The Prescott Courthouse against the setting sun.


The heart of Prescott's downtown is the courthouse, where criminals such as those hunted by the Earp brothers and fellow lawman Doc Holliday were tried. Prescott was known for its brothels, saloons, and opium dens around then-notorious Whiskey Row. Whiskey Row still keeps that spirit of raucousness alive. 

Mannequin representing Sharlot Hall next to her beloved Star Four Touring Car, (Durant Motors, 1927) at the Sharlot Hall Museum. "Besides the low price of $737.00, she liked its open body and pulling power on bad roads" the nearby placard reads. I knew I had found a kindred spirit in her, being that I love our Miata because we got at it auction for a good price, it's convertible and I have a penchant for maneuvering it on unkempt, scenic roads that lead to camping in remote areas.
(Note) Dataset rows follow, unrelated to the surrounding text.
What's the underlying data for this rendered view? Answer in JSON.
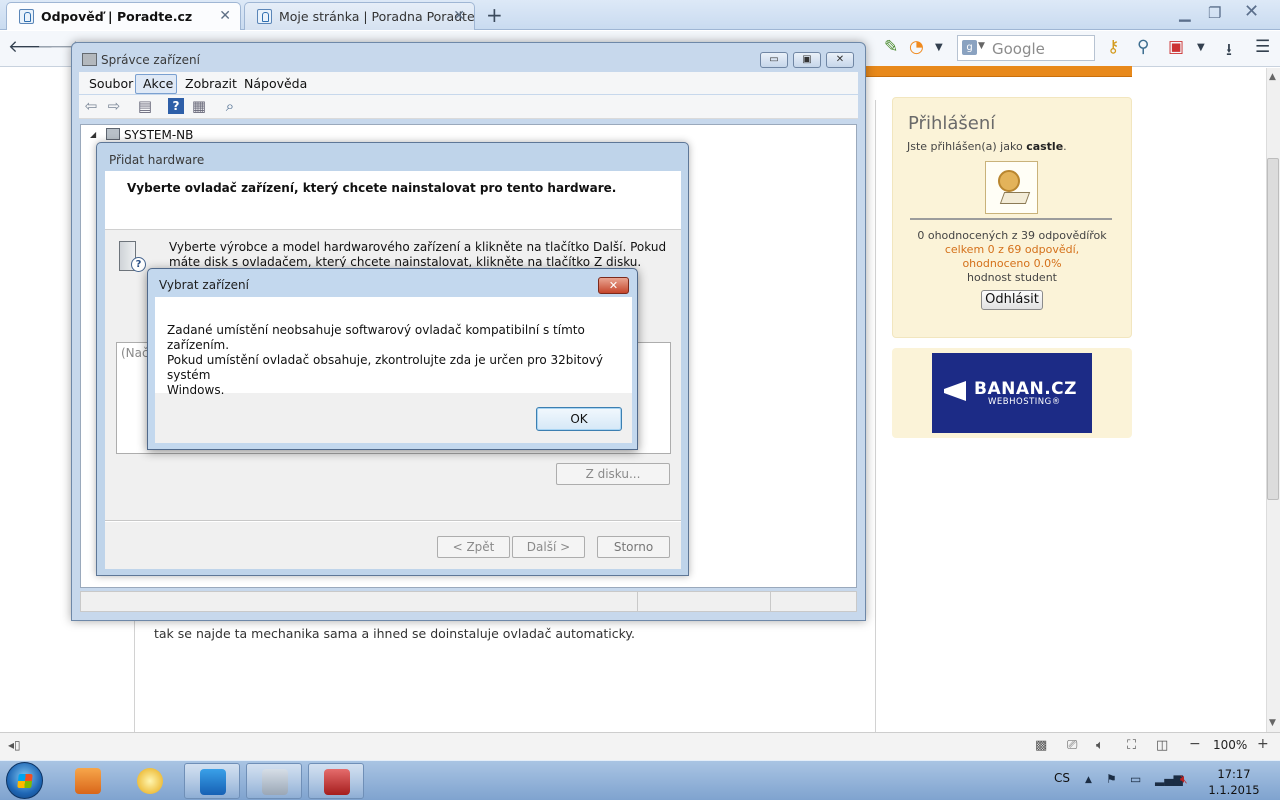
{
  "browser": {
    "tabs": [
      {
        "label": "Odpověď | Poradte.cz",
        "active": true
      },
      {
        "label": "Moje stránka | Poradna Poradte.cz",
        "active": false
      }
    ],
    "new_tab_glyph": "+",
    "search_placeholder": "Google",
    "zoom": "100%"
  },
  "page": {
    "answer_text": "tak se najde ta mechanika sama a ihned se doinstaluje ovladač automaticky.",
    "login": {
      "title": "Přihlášení",
      "logged_in_prefix": "Jste přihlášen(a) jako",
      "username": "castle",
      "rated_line": "0 ohodnocených z 39 odpovědířok",
      "total_line": "celkem 0 z 69 odpovědí,",
      "pct_line": "ohodnoceno 0.0%",
      "rank_line": "hodnost student",
      "logout_label": "Odhlásit"
    },
    "ad": {
      "brand": "BANAN.CZ",
      "sub": "WEBHOSTING®"
    }
  },
  "device_manager": {
    "title": "Správce zařízení",
    "menu": [
      "Soubor",
      "Akce",
      "Zobrazit",
      "Nápověda"
    ],
    "tree_root": "SYSTEM-NB",
    "caption_buttons": {
      "minimize": "▭",
      "maximize": "▣",
      "close": "✕"
    }
  },
  "wizard": {
    "title": "Přidat hardware",
    "heading": "Vyberte ovladač zařízení, který chcete nainstalovat pro tento hardware.",
    "description": "Vyberte výrobce a model hardwarového zařízení a klikněte na tlačítko Další. Pokud máte disk s ovladačem, který chcete nainstalovat, klikněte na tlačítko Z disku.",
    "list_text": "(Nač",
    "from_disk": "Z disku...",
    "back": "< Zpět",
    "next": "Další >",
    "cancel": "Storno"
  },
  "error_dialog": {
    "title": "Vybrat zařízení",
    "message_line1": "Zadané umístění neobsahuje softwarový ovladač kompatibilní s tímto zařízením.",
    "message_line2": "Pokud umístění ovladač obsahuje, zkontrolujte zda je určen pro 32bitový systém",
    "message_line3": "Windows.",
    "ok": "OK",
    "close_glyph": "✕"
  },
  "taskbar": {
    "language": "CS",
    "time": "17:17",
    "date": "1.1.2015"
  },
  "colors": {
    "accent_orange": "#e8891b",
    "login_bg": "#fbf3d8",
    "ad_blue": "#1c2b86",
    "close_red": "#c5462c"
  }
}
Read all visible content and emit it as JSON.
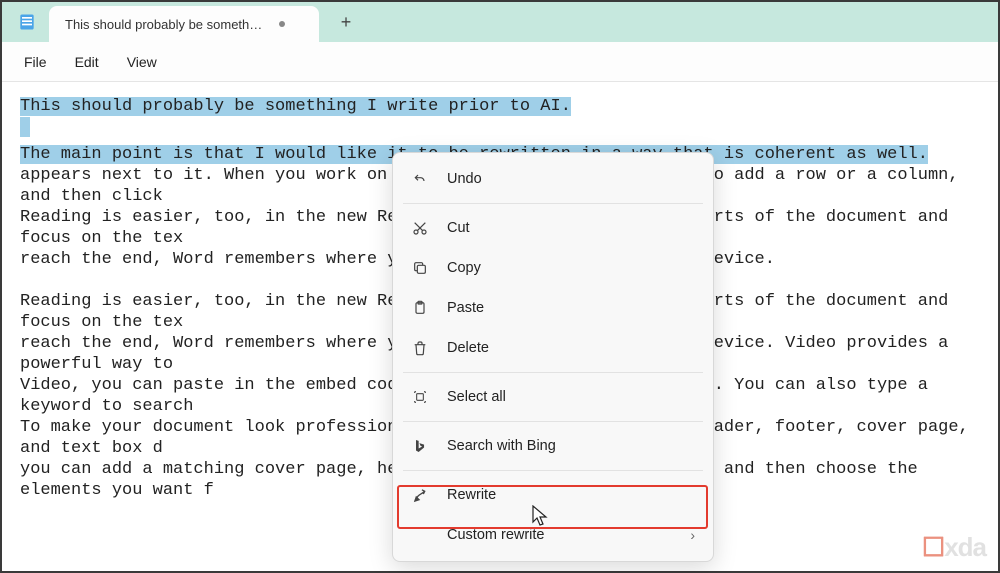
{
  "titlebar": {
    "tab_title": "This should probably be something",
    "new_tab": "+"
  },
  "menubar": {
    "file": "File",
    "edit": "Edit",
    "view": "View"
  },
  "editor": {
    "selected_line1": "This should probably be something I write prior to AI.",
    "selected_line2": "The main point is that I would like it to be rewritten in a way that is coherent as well.",
    "body_line1": "appears next to it. When you work on a table, click where you want to add a row or a column, and then click ",
    "body_line2": "Reading is easier, too, in the new Reading view. You can collapse parts of the document and focus on the tex",
    "body_line3": "reach the end, Word remembers where you left off - even on another device.",
    "body_line4": "Reading is easier, too, in the new Reading view. You can collapse parts of the document and focus on the tex",
    "body_line5": "reach the end, Word remembers where you left off - even on another device. Video provides a powerful way to ",
    "body_line6": "Video, you can paste in the embed code for the video you want to add. You can also type a keyword to search ",
    "body_line7": "To make your document look professionally produced, Word provides header, footer, cover page, and text box d",
    "body_line8": "you can add a matching cover page, header, and sidebar. Click Insert and then choose the elements you want f"
  },
  "context_menu": {
    "undo": "Undo",
    "cut": "Cut",
    "copy": "Copy",
    "paste": "Paste",
    "delete": "Delete",
    "select_all": "Select all",
    "search_bing": "Search with Bing",
    "rewrite": "Rewrite",
    "custom_rewrite": "Custom rewrite"
  },
  "watermark": {
    "text": "xda"
  }
}
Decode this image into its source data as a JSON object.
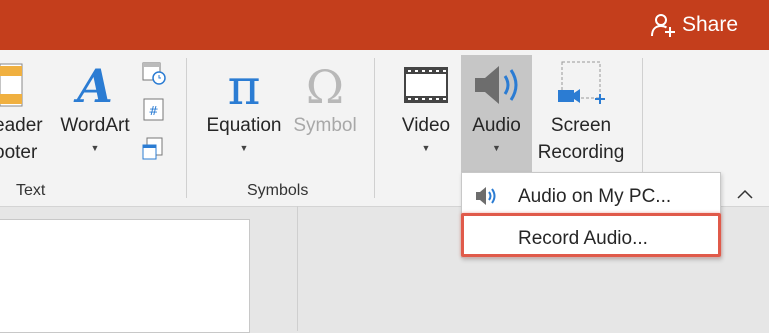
{
  "titlebar": {
    "share_label": "Share"
  },
  "ribbon": {
    "buttons": {
      "header_footer": {
        "line1": "eader",
        "line2": "ooter"
      },
      "wordart": {
        "label": "WordArt"
      },
      "equation": {
        "label": "Equation"
      },
      "symbol": {
        "label": "Symbol"
      },
      "video": {
        "label": "Video"
      },
      "audio": {
        "label": "Audio"
      },
      "screen_recording": {
        "line1": "Screen",
        "line2": "Recording"
      }
    },
    "groups": {
      "text": "Text",
      "symbols": "Symbols"
    }
  },
  "audio_menu": {
    "items": [
      {
        "label": "Audio on My PC...",
        "icon": "speaker-icon"
      },
      {
        "label": "Record Audio...",
        "icon": "none"
      }
    ]
  },
  "colors": {
    "title_bar": "#c43e1c",
    "highlight_border": "#e05a4a",
    "accent_blue": "#2b7cd3"
  }
}
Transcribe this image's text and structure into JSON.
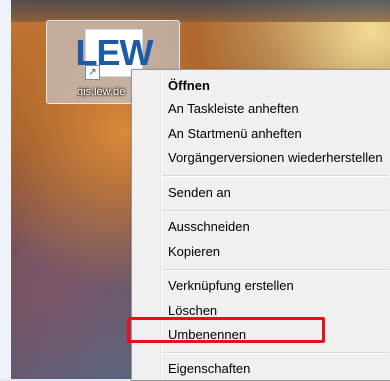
{
  "desktop": {
    "shortcut": {
      "logo_text": "LEW",
      "label": "gis.lew.de",
      "arrow_glyph": "↗"
    }
  },
  "context_menu": {
    "items": [
      {
        "label": "Öffnen"
      },
      {
        "label": "An Taskleiste anheften"
      },
      {
        "label": "An Startmenü anheften"
      },
      {
        "label": "Vorgängerversionen wiederherstellen"
      },
      {
        "label": "Senden an"
      },
      {
        "label": "Ausschneiden"
      },
      {
        "label": "Kopieren"
      },
      {
        "label": "Verknüpfung erstellen"
      },
      {
        "label": "Löschen"
      },
      {
        "label": "Umbenennen"
      },
      {
        "label": "Eigenschaften"
      }
    ]
  },
  "annotation": {
    "color": "#e8101a",
    "target": "Umbenennen"
  }
}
In my opinion, any trip to Prescott should begin at the Sharlot Hall Museum. This darling museum gives a great overview of the history of the region and honors a pioneer woman who loved and fought for Arizona: Sharlot Hall. I relate to her adventurous, free spirit and passion for this land. This is an excerpt from her poem, "The West":


The wanderers of the earth turned to her, outcast of 

   the older lands--
With a promise of hope in their pleasing, and she reached them pitying hands;
   And she cried to the Old World cities that drowse the Eastern main:
"Send me your weary, house-worn broods, and
    I'll send you Men again!
....
Seed of Man--Seed springing to stature and
    strength in my sun--
Free, with a limitless freedom no battles of men 
    have won."


Beautiful Watson Lake.



One such primitive road I love to explore in the Miata: Williamson Valley Road (Yavapai County Road 5) between Prescott and Seligman. It's one of Arizona Highways's Scenic Drives.



Our drive culminated in a very private hike down the Oaks & Willows Trail in Prescott National Forest. This was also an Arizona Highways suggestion. We got a little confused trying to find it, being that the Walnut Creek Ranger Station they use as a marker in the directions hasn't been there since the nineties!